Usability of the Checklist and Resource Guide

Pharmacists understood the intended use of the Checklist was to serve as a complete and concise summary of a pharmacist’s counselling responsibilities when dispensing mifepristone/misoprostol, while the Resource Guide provides background knowledge and rationale for each checklist item. One pharmacist described the resources as “suited for a pharmacist who has not . . . dispensed Mifegymiso [mifepristone/misoprostol]” (Participant 12, Round 3). Pharmacists appreciated the completeness of the resources, as one stated, “I think [the Checklist] has all the necessary information in order for the pharmacists to be able to do what they need to do” (Participant 2, Round 1). Another described the ease of use of these resources: “It’s a nice layout, the Checklist and then if you have any questions about the Checklist content, you can just refer to the Guide” (Participant 10, Round 3). Additionally, community pharmacists emphasised the usefulness of having specific action-oriented steps for counselling patients, as one identified, It’s nice to have a strict guideline. . . . Then I have confidence in telling them, “You can go [seek immediate help] if this is happening. This is what I mean by heavy bleeding. This is what I mean by a fever.” (Participant 6, Round 2)

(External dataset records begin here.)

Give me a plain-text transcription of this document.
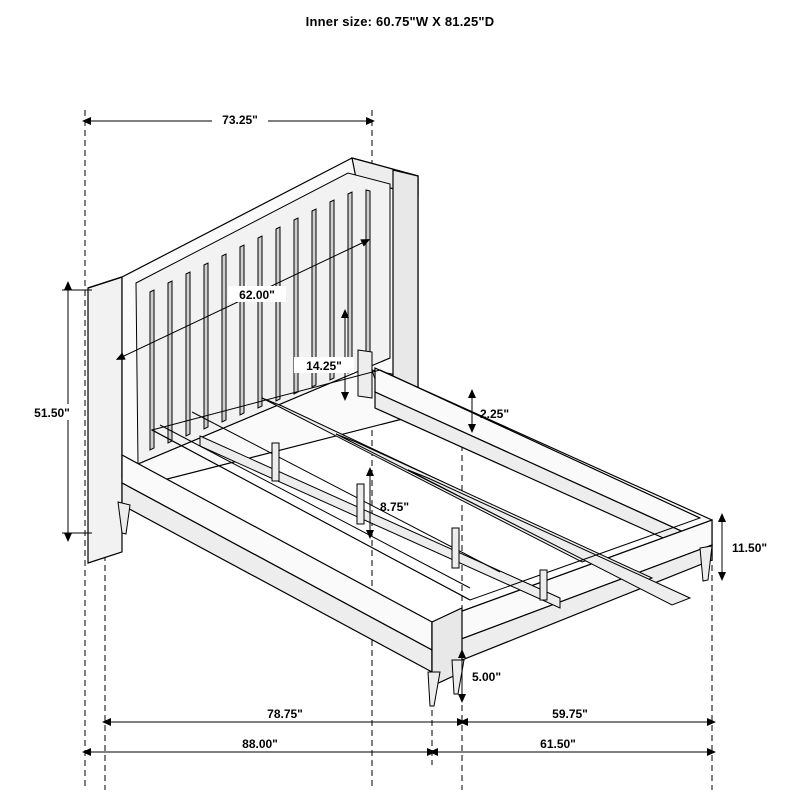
Inner size: 60.75"W X 81.25"D
73.25"
62.00"
14.25"
2.25"
51.50"
8.75"
11.50"
5.00"
78.75"	59.75"
88.00"	61.50"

Pharmacist’s role in abortion provision

When discussing performing a clinical assessment of the prescription and making therapeutic decisions, participants shared approaches for providing a prescription double-check to ensure it was necessary, effective and safe for the patient. When providing medication counselling, pharmacists described providing a treatment timeline and managing expected side effects, as one articulated, “This is when you can expect stuff to happen. This is how long it should last” (Participant 6, Round 2). When discussing abortion with patients, pharmacists recognized the importance of word choice in respectful health communication and appreciated its inclusion in the Resource Guide, as one pharmacist described, I also like in your Guide the use of language and the communication about [abortion] because I see so many different situations with so many patients . . . and sensitivity with patients is essential. (Participant 12, Round 3) Pharmacists described providing a pharmacist follow-up to support patients, noting the importance of obtaining consent for follow-up in this context. Moreover, when providing supportive care and resources, pharmacists appreciated the “Canadian Abortion Resources” in the Resource Guide that can be shared with patients and the “Supportive Care Checklist” in the Checklist summarizing critical nonpharmaceutical items to review with patients (e.g., sanitary pads, contraceptive plan, personal support). One participant noted, As a pharmacist, this is [information] that probably would have slipped my mind, so I think it’s good that it’s in [the Supportive Care Checklist]. (Participant 7, Round 2) Finally, pharmacists shared finding innovative methods of supporting patients, including using technology when encountering language barriers, employing telemedicine, shipping medications to patients in remote locations and providing a copy of the Checklist to patients.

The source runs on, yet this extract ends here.